Paraphaeosphaeria pilleata

Scientific classification
- Domain: Eukaryota
- Kingdom: Fungi
- Division: Ascomycota
- Class: Dothideomycetes
- Order: Pleosporales
- Family: Didymosphaeriaceae
- Genus: Paraphaeosphaeria
- Species: P. pilleata
- Binomial name: Paraphaeosphaeria pilleata Kohlm., Volkm.-Kohlm. & O.E.Erikss. (1996)

= Paraphaeosphaeria pilleata =

- Genus: Paraphaeosphaeria
- Species: pilleata
- Authority: Kohlm., Volkm.-Kohlm. & O.E.Erikss. (1996)

Species of fungus

Paraphaeosphaeria pilleata is a species of fungus in the Didymosphaeriaceae family. The species fruits exclusively in the lower parts of the culms of the black needlerush (Juncus roemerianus). It is found on the Atlantic Coast of North Carolina.

==Taxonomy and naming==
The species was first described by mycologists Jan Kohlmeyer, Brigitte Volkmann-Kohlmeyer, and Ove Eriksson in a 1996 Mycological Research publication. The specific epithet is derived from Latin pilleatus ("capped"), and refers to the small cap on the top of the ascus.

==Description==
The roughly spherical to ellipsoidal leathery fruit bodies (ascomata) are 120–300 μm high by 150–350 μm wide, with a short neck, and an ostiole (opening). The neck is 15–50 μm high, 42–70 μm in diameter, cylindrical to conical, and dark brown. The ascomata are immersed in the hard cortex of the host plant, with bases embedded in the pith. The ascomata are light brown in color, but darker around the ostiole. They are arranged in groups. The ascomata lack paraphyses; the ostiolar canal is formed when pseudoparenchymatous cells in the center of the neck dissolve or tear apart. In mature ascomata, the tips of the pseudoparaphyses reach into the canal. The peridium is 8–16 μm thick, and made of 3–5 layers of brown, thin-walled cells with large lumina that eventually merge with hyaline (translucent) cells to form a textura angularis—a pseudoparenchyma of very densely packed cells that appear angular in cross section. The hamathecium (a term referring to all hyphae that develop between asci of the hymenium) comprises unbranched pseudoparaphyses. These cells are septate, with constrictions at the septa, and measure 1.5–3 μm in diameter. In immature ascomata they are attached both at the top and the bottom, and fill the entire centrum before asci have developed; they join at the top under the neck before the ostiolar canal is formed.

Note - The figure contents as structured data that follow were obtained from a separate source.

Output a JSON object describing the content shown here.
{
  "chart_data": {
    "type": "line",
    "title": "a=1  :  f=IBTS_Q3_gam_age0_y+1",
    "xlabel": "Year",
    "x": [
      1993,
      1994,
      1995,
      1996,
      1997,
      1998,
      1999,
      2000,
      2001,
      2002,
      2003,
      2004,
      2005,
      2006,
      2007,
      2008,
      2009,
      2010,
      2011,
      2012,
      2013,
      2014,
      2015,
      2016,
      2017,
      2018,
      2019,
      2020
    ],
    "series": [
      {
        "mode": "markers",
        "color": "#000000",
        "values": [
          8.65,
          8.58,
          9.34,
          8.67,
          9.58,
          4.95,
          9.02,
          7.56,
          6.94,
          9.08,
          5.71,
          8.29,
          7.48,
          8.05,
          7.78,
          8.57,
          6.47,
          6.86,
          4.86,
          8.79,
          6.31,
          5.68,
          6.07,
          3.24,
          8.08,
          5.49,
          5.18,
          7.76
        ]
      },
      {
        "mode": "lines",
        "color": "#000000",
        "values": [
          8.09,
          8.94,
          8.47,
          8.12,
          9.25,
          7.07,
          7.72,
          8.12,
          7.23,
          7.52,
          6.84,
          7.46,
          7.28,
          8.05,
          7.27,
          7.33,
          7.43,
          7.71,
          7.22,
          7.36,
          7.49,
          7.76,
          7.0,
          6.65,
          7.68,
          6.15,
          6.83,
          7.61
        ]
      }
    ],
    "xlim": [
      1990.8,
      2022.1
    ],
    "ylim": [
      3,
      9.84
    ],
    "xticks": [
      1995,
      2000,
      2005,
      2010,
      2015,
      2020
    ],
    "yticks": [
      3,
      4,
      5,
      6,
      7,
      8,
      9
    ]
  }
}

The asci (spore-bearing cells) are eight-spored, club-shaped to cylindrical, and measure 60–80 by 10–12 μm. Spores are arranged in two parallel rows in the ascus. They are supported on a short stalk, thick-walled, and fissitunicate, meaning the inner wall pops completely out of the outer wall during dehiscence. In this process, a small flat cap retracts to form a roughly spherical or irregular, temporary structure at the tip of the ascus. The ascospores are 15.5–23.5 by 4.5–6 μm, cylindrical to elongated ellipsoidal, two- (rarely three-) septate, constricted at the septa. Olive-brown in color, they are surrounded by a uniform gelatinous sheath about 6 μm thick, and have an umbilicus (a single compact strand of fused hyphae) at the top. The primary septum is initially laid down in the lower third of the ascospore, and the larger, upper hemispores are subsequently divided by a transverse septum. The ascospores germinate readily from one or several cells. When grown in pure culture, the fungus forms conidiomata that make ellipsoidal, one-celled, brown conidia, measuring 4.5–7 by 2.5–3.5 μm.

Paraphaeosphaeria michotii has a rather similar morphology to P. pilleata, but can be distinguished microscopically by the lack of both an umbilicus and an evanescent cap on the tips of the asci. Additionally, P. michotti has narrower ascomata (up to 250 μm wide), a thinner peridium (16 μm), and branched pseudoparaphyses.

== Habitat and distribution ==
Paraphaeosphaeria pilleata grows on the dead or dying culms of the rush Juncus roemerianus. The fungus is considered halotolerant because it is usually found 19 and 133 cm above the rhizome, and is thus regularly exposed to salt spray. It is found on the Atlantic Coast of the United States.